I just read an article on an alternative news site titled, “Religion is important to understand.” The author has noticed that under obfuscating theological jargon, the religions of all humans have many things in common. I have noticed this, too. He lists several possible ‘explanations’ for the existence of this phenomenon, but leaves one out: There is a God to whom humans yearn to connect.
“That can’t be it!” the Enlightenment Man quickly responds. Yet the Enlightenment Man, if he can overcome his anti-religious bias, must admit that it is impossible to prove otherwise. Therefore it is possible that a God exists to whom humans yearn to connect.
At this point atheists (and I used to be one) will usually start listing everything that is wrong with the world as evidence that God does not exist. The list is made up, almost entirely, of evil things that humans do to each other. On Twitter last night, an atheist posted a picture of a tearful little girl with the caption: “I am better than your God because I would prevent the rape of children if I could.” Several fellow-travelers approved that message. I said, “Blame the rapist.” I mean, if there is no God, as you claim, then the rapist is solely to blame and what are you doing-right now in this godless world-to prevent the rape of children?
Richard Dawkins, leader of a worldwide anti-religion cult, is only doing half the job. He launches blistering attacks, Thesaurus on his knee, against the Christian’s God. His comments on Islam are very mild. He says he doesn’t know much about Islam. He doesn’t know much about Christianity, either, but that doesn’t stop him. Why then does he not attack Islam with his customary aggression?
Political correctness? Doesn’t want to be labeled an Islamaphobe? Or does he simply not want to be assassinated? Christians are a soft target; attacking them is like attacking a small child. They will turn the other cheek when attacked, while some Muslims will promptly take you out and Dawkins knows it.
The position that science is infallible, the source of all truth and that it will one day save us-is a religious belief. Science functions under the Induction Fallacy: If a thing has happened over and over, it will always happen that way. Although it is a fallacy, science presses on and it all works out pretty well in the end. But just a drop of humility is appropriate here, yes?

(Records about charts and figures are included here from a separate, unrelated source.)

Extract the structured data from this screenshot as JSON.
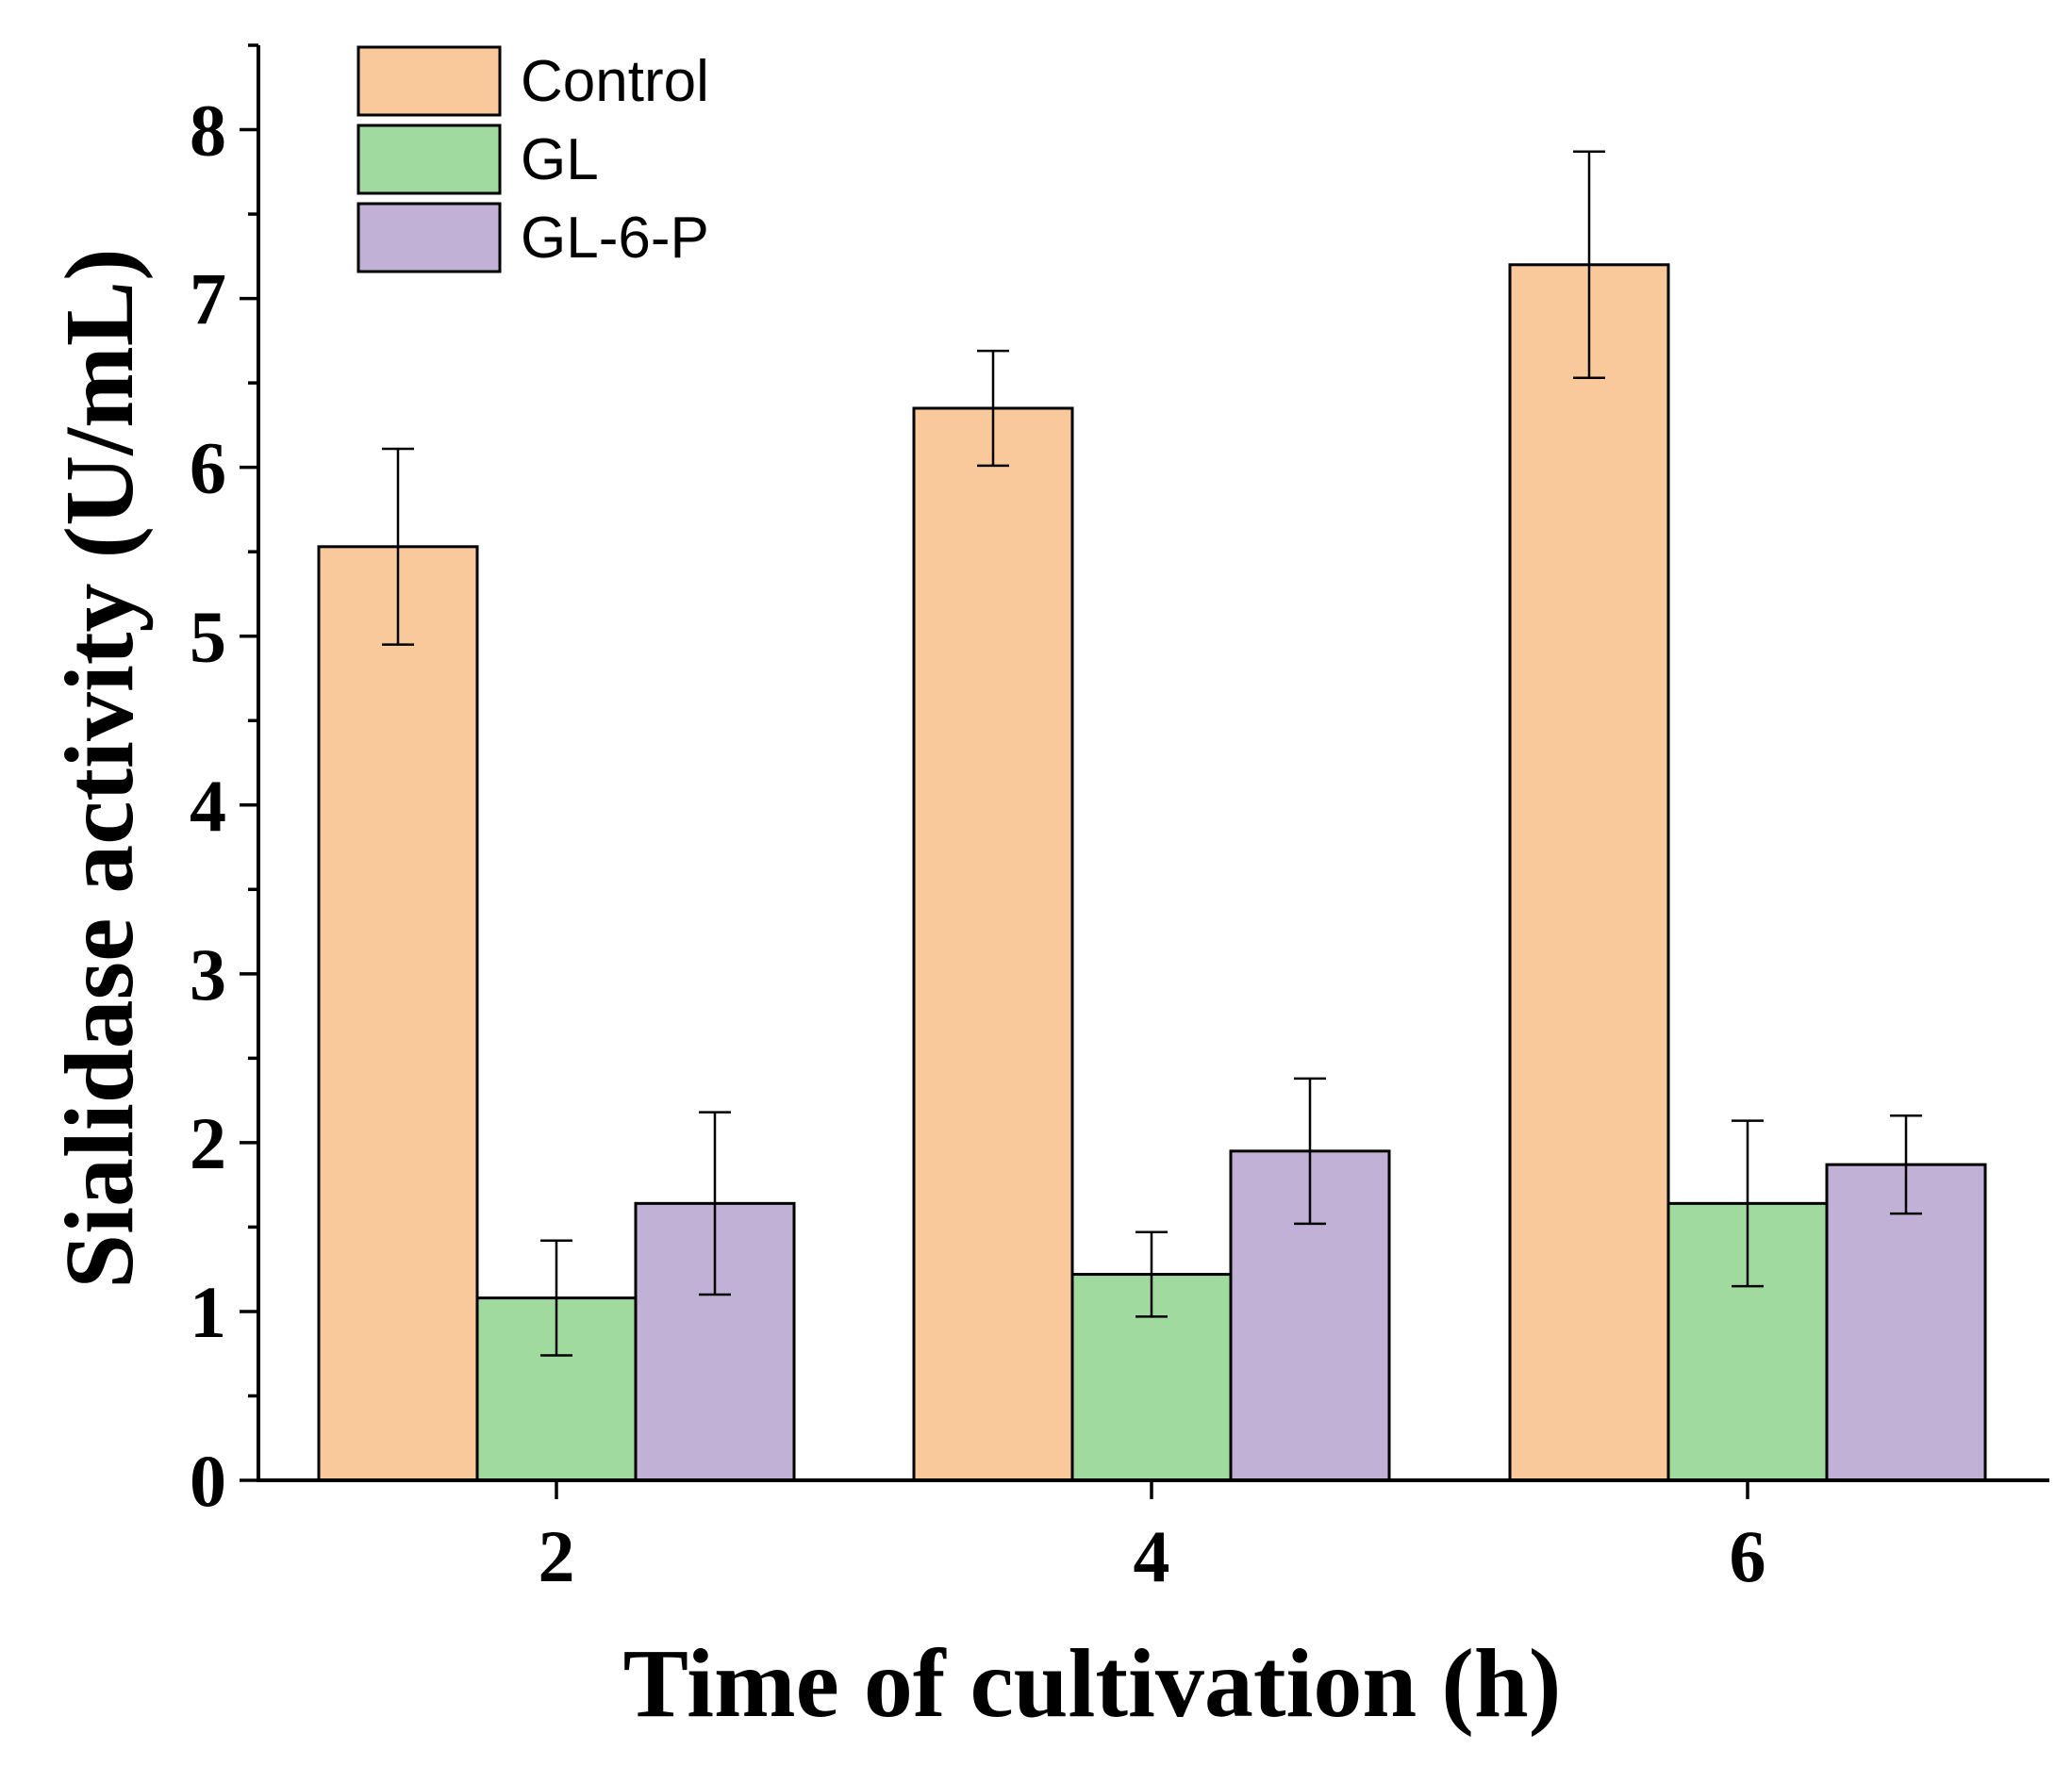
{
  "chart_data": {
    "type": "bar",
    "title": "",
    "xlabel": "Time of cultivation (h)",
    "ylabel": "Sialidase activity (U/mL)",
    "categories": [
      "2",
      "4",
      "6"
    ],
    "ylim": [
      0,
      8.5
    ],
    "yticks": [
      0,
      1,
      2,
      3,
      4,
      5,
      6,
      7,
      8
    ],
    "grid": false,
    "legend_position": "top-left",
    "series": [
      {
        "name": "Control",
        "color": "#F9C89B",
        "values": [
          5.53,
          6.35,
          7.2
        ],
        "errors": [
          0.58,
          0.34,
          0.67
        ]
      },
      {
        "name": "GL",
        "color": "#A1DA9F",
        "values": [
          1.08,
          1.22,
          1.64
        ],
        "errors": [
          0.34,
          0.25,
          0.49
        ]
      },
      {
        "name": "GL-6-P",
        "color": "#C2B1D6",
        "values": [
          1.64,
          1.95,
          1.87
        ],
        "errors": [
          0.54,
          0.43,
          0.29
        ]
      }
    ]
  }
}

For those addicted to Reason, I offer a tidbit for consideration: Occam’s Razor: “If there are multiple possible explanations for an event or result, the simplest is almost always correct.” The simplest explanation for the ubiquity and persistence of the human concept of God is that there is a God to whom humans yearn to connect.
If we were merely evolved apes, where would we even get the idea that the world is unjust? Do baboons sit on the savannah munching grubs and ponder this? It has no survival value-in fact, humans have been known to lay down their lives fighting for justice.
No, we are more than grub-munchers-we seek love, we treasure truth, we might even cry when overwhelmed by the beauty of the London Symphony Orchestra; like I did, much to my embarrassment-but guess what? I looked around and wet cheeks glistened all over the auditorium.
THAT is the spiritual impulse. THAT is not going away.